Tuesday, 31 May 2016 | Pioneer

Making doctors available

Raising retirement age will tackle the shortages

Prime Minister Narendra Modi's move to overcome the shortage of medical practitioners by enhancing the retirement age of doctors to 65 years in medical institutions run by the Union and the State Governments, is a welcome step to boost the much-needed basic healthcare in the country. It is expected that the Union Cabinet will soon give a nod to the decision which will make way for doctors to serve patients and provide education for a longer period. Indeed, Modi has candidly admitted that, though there has been an urgent need for more doctors, it was not possible to fill the gap in the last two years of his Government. Now the uniformity in retirement age will bring an end to the myriad rules prevalent across various States regarding a Government doctor’s tenure of service. Understandably, his appeal to doctors to serve poor, pregnant women for 12 days in a year(by referring to the one crore families that have given up lPG subsidy), is meant to boost his regime’s efforts to deal with illness among the poor.

As the pradhan sewak, a term he often uses for himself, Modi, while giving an account of his Government completing two years in office, said that development was the only solution to all problems. Now it is his turn to deliver ‘healthcare and important medicines' to the poorest of the poor. To be precise, India's public health system is still under-performing, poorly funded and largely smothered by high population and appalling sanitation.

Hence, as a first step, the Modi Government must ensure fair and easily accessible public health facilities across the country; BJP-ruled States can set an example for the rest of the country. By the way, it is the same health system, which has helped raise life expectancy from 32 years a few decades ago, to more than 65 with a lesser number of doctors till date. India was home to four-fifth of the world's polio cases in 2002, but our own poorly-funded health system has pulled off the remarkable feat of eradicating polio in the country. So, our doctors, with a raising brigade and morale, could be doing much better, without any iota of doubt. Today, with Indians living longer, their needs have become wider. The extension of medical service would hopefully cater to the millions of aspiring Indians to live better and healthier.
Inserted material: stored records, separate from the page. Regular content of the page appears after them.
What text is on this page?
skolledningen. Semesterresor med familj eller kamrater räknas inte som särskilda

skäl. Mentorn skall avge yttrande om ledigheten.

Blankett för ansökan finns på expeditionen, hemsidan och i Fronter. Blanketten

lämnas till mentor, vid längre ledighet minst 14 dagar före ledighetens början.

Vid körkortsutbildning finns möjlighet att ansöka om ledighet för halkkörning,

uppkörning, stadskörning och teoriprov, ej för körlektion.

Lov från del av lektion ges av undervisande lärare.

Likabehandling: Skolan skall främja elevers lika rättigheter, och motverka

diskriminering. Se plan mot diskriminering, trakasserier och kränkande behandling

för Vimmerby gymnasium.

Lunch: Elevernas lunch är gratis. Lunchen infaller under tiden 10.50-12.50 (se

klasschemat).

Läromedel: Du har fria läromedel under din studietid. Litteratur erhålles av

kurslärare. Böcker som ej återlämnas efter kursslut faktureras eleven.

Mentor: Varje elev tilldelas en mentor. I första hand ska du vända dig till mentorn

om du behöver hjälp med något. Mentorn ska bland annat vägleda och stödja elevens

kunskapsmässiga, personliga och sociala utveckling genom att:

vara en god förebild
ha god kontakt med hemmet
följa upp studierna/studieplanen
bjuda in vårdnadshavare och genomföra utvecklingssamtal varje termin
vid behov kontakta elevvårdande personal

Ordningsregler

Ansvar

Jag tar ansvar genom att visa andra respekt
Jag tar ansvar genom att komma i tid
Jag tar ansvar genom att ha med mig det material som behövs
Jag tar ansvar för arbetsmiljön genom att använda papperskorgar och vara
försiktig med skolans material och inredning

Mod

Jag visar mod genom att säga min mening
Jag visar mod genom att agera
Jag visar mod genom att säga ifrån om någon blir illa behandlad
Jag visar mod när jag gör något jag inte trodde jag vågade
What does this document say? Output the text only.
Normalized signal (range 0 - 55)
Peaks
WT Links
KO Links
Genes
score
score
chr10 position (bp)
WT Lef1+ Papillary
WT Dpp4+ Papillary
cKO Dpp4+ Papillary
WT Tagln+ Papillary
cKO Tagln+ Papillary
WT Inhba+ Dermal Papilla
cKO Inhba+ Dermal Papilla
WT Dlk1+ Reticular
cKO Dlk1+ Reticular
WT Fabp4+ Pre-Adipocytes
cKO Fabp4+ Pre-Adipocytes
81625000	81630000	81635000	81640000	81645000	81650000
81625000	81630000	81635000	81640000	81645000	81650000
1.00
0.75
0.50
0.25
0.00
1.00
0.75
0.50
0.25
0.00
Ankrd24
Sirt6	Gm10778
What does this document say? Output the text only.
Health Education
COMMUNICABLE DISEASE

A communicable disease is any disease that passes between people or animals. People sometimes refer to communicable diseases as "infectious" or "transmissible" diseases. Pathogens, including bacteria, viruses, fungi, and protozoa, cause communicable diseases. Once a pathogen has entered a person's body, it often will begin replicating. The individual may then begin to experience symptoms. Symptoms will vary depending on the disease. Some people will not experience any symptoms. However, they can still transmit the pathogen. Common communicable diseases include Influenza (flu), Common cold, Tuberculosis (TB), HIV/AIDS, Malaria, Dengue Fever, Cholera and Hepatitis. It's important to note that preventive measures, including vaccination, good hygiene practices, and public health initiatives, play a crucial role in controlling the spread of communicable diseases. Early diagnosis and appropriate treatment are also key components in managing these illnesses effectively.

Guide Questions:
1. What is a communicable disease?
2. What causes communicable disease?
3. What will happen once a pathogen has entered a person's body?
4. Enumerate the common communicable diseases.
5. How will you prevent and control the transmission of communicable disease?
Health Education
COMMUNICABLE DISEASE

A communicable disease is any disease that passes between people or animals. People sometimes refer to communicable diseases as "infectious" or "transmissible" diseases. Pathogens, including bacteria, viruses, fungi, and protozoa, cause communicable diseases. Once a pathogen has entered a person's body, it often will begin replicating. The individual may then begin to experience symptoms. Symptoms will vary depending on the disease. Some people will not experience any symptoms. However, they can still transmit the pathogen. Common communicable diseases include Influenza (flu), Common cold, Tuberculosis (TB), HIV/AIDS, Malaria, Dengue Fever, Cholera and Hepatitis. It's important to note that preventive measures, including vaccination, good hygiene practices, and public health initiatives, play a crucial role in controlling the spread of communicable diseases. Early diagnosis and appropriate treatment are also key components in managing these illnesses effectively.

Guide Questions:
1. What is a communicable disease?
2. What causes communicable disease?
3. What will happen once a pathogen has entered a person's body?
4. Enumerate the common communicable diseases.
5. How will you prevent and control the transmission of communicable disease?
As Prime Minister Modi claims, under the NDA Government, ‘hope has replaced hopelessness' which prevailed during the erstwhile UPA regime at the Centre. It is expected that this new hope gradually removes the gloom in India's ailing public health system in the days to come. The Government must always keep in mind and sight that we have a health system designed primarily for infectious diseases, and it has been finding difficulty in coping with new and more complicated swathes of illnesses, from blood pressure to diabetes. More doctors in the critical care sectors need to be brought, while raising the doctors’ age of retirement.